Speziell unter dem Blickwinkel "Behinderte" kann ich hier zusammenfassen:
An der Universität überhaupt keine Probleme: eine eigene Dienststelle kümmert sich um die Betreuung der Behinderten, klärt mit den Professoren notwendige Sonderregelungen, besorgt Hilfskräfte zum Mitschreiben etc. (In England sind z.B. Legastheniker Behinderte und können mit beigestellter Hilfe studieren!).
Die Stadt Bath (in der Nähe von Bristol) selbst ist nicht ganz so problemlos: sie ist etwas hügelig

und steht in großen Teilen als im 18. Jahrhundert erbautes Ensemble unter Denkmalschutz (seit 1987 Weltkulturerbe)
Schwierig war für mich das Wohnen. Die Apartments der Uni waren belegt und bieten auch keine Möglichkeit für gemeinsames Wohnen mit den Helfern; wir mussten ein Haus mieten; die Vermietung an mich als Rollifahrer musste bei der Stadt angezeigt und genehmigt werden; die bemerkenswert hohe Bürgersteuer musste von meinen Eltern (als Helfer) bezalht werden , allerdings mit deutlicher Ermäßigung. Schlafräume und Bad waren im Obergeschoss, wir mussten im Erdgeschoss für mich etwas "zaubern"; das Wohnzimmer wurde angepasst als mein Arbeitszimmer (rechts das Behelfsbett für den Pfleger) und Schlafzimmer.
Dankenswerterweise hat der DAAD einen großen Teil der hierdurch entstandenen Mehrkosten
(auch für Fährkosten, Automitnahme, höhere Lebenshaltungskosten etc.) übernommen.

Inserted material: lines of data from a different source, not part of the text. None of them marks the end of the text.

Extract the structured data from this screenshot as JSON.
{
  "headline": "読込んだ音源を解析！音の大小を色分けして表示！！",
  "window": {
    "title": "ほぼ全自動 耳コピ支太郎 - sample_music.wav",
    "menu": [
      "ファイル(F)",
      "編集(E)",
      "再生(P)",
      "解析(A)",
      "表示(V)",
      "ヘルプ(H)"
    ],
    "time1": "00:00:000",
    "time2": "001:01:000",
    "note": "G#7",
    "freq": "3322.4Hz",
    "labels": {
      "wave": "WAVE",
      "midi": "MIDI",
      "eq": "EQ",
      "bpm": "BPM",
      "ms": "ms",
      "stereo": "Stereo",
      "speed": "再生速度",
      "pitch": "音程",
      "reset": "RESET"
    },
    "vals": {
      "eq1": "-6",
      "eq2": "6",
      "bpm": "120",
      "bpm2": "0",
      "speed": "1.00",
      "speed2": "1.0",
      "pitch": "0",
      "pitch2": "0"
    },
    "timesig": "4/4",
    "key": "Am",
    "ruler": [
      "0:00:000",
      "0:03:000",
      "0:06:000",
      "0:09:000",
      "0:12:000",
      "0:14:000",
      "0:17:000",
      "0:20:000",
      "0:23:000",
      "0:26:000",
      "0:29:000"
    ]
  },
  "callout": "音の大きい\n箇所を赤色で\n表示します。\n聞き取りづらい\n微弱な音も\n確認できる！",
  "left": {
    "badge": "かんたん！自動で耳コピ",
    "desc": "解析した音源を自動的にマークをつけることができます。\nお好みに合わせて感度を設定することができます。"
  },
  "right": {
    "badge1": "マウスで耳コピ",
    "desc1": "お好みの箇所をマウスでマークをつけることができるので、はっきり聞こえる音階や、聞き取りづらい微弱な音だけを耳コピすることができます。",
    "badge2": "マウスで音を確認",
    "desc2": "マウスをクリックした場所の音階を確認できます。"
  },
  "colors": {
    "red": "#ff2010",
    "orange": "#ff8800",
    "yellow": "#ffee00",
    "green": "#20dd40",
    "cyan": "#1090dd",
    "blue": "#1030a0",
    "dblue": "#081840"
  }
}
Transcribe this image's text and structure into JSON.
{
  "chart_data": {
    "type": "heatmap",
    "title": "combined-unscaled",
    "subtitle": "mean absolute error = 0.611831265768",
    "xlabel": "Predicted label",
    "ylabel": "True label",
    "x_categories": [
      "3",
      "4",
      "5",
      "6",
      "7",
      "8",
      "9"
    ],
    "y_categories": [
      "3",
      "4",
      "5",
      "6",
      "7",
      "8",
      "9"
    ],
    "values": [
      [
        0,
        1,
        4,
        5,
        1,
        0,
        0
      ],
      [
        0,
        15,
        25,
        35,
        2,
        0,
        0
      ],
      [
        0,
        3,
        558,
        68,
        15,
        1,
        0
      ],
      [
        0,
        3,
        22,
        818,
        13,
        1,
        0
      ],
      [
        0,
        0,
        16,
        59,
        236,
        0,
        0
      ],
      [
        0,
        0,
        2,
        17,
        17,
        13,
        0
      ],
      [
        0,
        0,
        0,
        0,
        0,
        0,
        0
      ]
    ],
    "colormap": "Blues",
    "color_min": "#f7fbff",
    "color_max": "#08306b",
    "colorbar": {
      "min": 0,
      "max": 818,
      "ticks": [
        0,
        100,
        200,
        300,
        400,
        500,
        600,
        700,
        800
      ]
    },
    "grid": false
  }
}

Die meisten Kommunen haben in der Nähe des Bahnhofs bzw. des Busbahnhofs ein "mobility center", in dem man preiswert Rollstühle mieten kann. Orthopädiegeschäfte oder Rollstuhlspezialisten dagegen gibt es kaum; die Versorgung läuft über den Nationalen Gesundheitsdienst (NHS; das englische Problemkind). Bei meinen Problemen (Plattfuß, Korrektur der Einstellung) hat das örtliche Fachgeschäft für Fahrräder vorbildlich geholfen.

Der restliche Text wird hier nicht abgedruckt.